A scoring scheme on codon frequencies Score_G1G2(cdn) = log(f_G2(cdn) / f_G1(cdn)) was utilized. To analyse genes of a species G1 and to test their relatedness to species G2, scores were determined by applying the formula to log-odds derived from mean codon frequencies of the two genomes. A non-redundant set of nearly 400 codon usage tables comprising microbial species was derived; its members were used alternatively at position G2. Genes having at least one score value above a species-specific and dynamically determined cut-off value were analysed further. By means of cluster analysis, genes were identified that comprise clusters of statistically significant size. These clusters were predicted as genomic islands. Finally and individually for each of these genes, the taxonomical relation among those species responsible for significant scores was interpreted. The validity of the approach and its limitations were made plausible by an extensive analysis of natural genes and synthetic ones aimed at modelling the process of gene amelioration.

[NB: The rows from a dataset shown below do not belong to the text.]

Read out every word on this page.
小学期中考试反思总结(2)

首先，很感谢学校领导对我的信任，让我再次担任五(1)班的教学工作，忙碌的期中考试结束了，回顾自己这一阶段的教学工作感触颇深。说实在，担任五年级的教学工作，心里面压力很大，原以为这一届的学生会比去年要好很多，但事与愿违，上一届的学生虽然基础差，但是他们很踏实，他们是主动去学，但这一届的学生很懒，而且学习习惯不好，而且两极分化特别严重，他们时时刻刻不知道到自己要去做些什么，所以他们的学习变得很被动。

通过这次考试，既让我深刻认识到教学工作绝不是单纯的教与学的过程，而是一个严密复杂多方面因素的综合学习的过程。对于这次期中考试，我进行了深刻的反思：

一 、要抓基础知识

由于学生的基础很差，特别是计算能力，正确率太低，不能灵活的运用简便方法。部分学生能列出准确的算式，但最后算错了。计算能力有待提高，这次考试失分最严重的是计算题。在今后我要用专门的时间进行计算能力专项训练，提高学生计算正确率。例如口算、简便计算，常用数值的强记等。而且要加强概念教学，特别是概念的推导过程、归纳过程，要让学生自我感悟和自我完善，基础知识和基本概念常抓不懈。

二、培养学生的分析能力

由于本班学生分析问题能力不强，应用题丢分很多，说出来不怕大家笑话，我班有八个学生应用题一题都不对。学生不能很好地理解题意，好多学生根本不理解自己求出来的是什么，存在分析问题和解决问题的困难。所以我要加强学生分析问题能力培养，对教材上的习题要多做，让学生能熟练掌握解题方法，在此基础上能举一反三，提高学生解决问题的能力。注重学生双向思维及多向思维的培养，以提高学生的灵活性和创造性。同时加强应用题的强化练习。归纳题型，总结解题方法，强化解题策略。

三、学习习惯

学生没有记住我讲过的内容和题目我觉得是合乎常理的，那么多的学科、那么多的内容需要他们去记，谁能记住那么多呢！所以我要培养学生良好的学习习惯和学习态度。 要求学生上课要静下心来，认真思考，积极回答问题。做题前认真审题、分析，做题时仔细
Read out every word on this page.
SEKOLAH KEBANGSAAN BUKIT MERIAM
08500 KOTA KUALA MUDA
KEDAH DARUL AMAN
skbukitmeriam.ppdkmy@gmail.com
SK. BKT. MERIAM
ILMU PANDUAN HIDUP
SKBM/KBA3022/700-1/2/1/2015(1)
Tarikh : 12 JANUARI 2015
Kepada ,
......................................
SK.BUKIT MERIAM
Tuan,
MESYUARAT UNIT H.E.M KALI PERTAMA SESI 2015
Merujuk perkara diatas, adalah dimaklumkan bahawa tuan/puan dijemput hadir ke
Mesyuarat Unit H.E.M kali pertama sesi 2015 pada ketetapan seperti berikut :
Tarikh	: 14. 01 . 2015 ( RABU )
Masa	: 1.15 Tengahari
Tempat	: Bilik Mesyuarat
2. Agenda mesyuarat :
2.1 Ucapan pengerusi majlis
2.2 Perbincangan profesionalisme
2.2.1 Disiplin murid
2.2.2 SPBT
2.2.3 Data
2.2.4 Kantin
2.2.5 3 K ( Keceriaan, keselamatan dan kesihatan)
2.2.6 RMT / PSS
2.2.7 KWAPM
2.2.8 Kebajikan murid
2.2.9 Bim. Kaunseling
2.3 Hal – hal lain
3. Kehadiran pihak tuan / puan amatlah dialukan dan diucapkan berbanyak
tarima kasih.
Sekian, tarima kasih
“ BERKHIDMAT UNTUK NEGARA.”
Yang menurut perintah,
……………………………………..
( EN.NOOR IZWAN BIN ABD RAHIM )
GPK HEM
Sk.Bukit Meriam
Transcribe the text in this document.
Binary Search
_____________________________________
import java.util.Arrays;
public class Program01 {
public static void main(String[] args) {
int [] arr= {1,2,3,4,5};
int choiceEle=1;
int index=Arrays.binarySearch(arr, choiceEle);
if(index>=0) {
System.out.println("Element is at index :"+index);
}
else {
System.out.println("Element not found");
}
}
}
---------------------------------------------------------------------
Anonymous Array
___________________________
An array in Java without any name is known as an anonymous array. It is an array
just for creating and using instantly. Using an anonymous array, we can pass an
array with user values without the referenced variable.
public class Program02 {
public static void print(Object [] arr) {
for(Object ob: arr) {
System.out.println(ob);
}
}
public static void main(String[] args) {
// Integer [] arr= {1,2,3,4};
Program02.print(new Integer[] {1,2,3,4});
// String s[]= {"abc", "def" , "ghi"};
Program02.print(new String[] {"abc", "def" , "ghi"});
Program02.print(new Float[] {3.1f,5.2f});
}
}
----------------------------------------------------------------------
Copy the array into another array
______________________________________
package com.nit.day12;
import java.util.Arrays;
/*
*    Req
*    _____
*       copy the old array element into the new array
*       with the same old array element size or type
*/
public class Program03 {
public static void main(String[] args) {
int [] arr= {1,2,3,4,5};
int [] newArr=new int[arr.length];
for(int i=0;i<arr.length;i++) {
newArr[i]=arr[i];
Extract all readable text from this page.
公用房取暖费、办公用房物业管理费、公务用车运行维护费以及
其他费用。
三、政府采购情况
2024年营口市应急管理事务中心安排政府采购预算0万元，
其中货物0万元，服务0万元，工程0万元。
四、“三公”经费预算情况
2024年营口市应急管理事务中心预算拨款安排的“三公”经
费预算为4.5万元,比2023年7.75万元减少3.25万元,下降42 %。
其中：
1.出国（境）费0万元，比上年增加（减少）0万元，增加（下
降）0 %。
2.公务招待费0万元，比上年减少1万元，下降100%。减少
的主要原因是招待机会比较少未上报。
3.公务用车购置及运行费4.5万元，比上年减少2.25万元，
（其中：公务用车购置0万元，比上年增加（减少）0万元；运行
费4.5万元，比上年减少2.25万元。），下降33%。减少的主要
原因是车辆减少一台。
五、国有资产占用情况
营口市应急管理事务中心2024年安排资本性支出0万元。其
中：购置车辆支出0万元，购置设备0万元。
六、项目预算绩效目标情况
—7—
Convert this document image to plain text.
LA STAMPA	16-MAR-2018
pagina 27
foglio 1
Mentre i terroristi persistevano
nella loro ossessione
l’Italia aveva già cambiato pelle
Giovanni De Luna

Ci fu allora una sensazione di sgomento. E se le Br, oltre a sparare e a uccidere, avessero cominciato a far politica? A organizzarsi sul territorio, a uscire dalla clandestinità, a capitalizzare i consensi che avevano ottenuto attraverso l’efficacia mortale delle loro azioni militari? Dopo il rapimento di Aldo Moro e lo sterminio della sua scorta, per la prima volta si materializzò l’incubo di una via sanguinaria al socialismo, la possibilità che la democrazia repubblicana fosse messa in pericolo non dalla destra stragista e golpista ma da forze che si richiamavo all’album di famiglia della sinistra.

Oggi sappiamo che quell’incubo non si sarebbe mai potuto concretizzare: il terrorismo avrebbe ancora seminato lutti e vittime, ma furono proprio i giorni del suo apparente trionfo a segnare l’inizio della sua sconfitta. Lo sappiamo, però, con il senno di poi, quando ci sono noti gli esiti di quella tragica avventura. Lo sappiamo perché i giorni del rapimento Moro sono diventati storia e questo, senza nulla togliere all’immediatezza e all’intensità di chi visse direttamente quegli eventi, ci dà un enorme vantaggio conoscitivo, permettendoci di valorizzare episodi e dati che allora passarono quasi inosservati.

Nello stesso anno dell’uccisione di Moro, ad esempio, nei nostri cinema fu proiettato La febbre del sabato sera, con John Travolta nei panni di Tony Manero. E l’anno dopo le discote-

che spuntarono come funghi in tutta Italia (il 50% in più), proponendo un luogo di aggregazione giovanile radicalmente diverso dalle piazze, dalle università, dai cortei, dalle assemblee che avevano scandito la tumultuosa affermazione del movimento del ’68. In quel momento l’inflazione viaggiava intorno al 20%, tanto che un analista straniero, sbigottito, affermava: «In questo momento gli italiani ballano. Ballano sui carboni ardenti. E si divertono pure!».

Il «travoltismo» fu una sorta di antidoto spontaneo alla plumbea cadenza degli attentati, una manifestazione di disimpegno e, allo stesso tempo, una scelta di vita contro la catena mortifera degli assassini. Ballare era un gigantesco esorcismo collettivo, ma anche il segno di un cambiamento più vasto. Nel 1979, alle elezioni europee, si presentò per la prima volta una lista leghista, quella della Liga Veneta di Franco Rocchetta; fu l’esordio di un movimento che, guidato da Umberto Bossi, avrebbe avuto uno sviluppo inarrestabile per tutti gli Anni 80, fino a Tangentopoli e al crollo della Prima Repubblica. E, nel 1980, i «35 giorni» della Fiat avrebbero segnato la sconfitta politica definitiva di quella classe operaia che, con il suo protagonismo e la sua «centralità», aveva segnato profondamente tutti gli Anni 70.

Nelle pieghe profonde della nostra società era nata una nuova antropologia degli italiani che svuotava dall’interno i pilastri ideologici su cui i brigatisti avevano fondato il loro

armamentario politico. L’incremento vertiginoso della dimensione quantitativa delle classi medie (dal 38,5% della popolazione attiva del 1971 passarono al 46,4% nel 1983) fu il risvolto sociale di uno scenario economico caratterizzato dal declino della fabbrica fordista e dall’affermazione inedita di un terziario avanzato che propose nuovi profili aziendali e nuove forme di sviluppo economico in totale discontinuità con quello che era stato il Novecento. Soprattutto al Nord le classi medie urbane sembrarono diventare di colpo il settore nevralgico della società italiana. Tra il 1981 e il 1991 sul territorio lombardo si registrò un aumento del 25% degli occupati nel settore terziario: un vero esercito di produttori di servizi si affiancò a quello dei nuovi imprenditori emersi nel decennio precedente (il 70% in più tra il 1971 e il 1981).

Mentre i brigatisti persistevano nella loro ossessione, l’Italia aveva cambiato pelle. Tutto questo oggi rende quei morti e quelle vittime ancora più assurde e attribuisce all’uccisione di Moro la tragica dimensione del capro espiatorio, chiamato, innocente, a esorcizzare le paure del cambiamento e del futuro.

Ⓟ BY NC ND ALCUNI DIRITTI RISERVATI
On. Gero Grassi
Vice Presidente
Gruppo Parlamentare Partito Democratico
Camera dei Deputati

The method reliably allows to identify genomic island and the likely origin of alien genes.
在许多微生物基因组中都能观察到基因组岛。这些DNA片段在序列或编码功能方面具有显著的组成特征。基因组岛被认为经常通过水平基因转移获得。为了分析基因组结构和研究水平基因转移,有必要可靠地识别和表征这些岛屿。
利用了一种基于密码子频率的评分方案Score_G1G2(cdn) = log(f_G2(cdn) / f_G1(cdn))。为了分析物种G1的基因并测试它们与物种G2的相关性,通过将该公式应用于从两个基因组的平均密码子频率得出的对数优势来确定分数。得到了一组包含近400个微生物物种密码子使用表的非冗余集合;其成员在G2位置交替使用。对至少有一个分数值高于物种特异性且动态确定的临界值的基因进行进一步分析。通过聚类分析,识别出包含具有统计学显著规模的簇的基因。这些簇被预测为基因组岛。最后,针对这些基因中的每一个,分别解释了产生显著分数的那些物种之间的分类关系。通过对旨在模拟基因改善过程的天然基因和合成基因的广泛分析,该方法的有效性及其局限性变得合理。
该方法能够可靠地识别基因组岛以及外来基因的可能来源。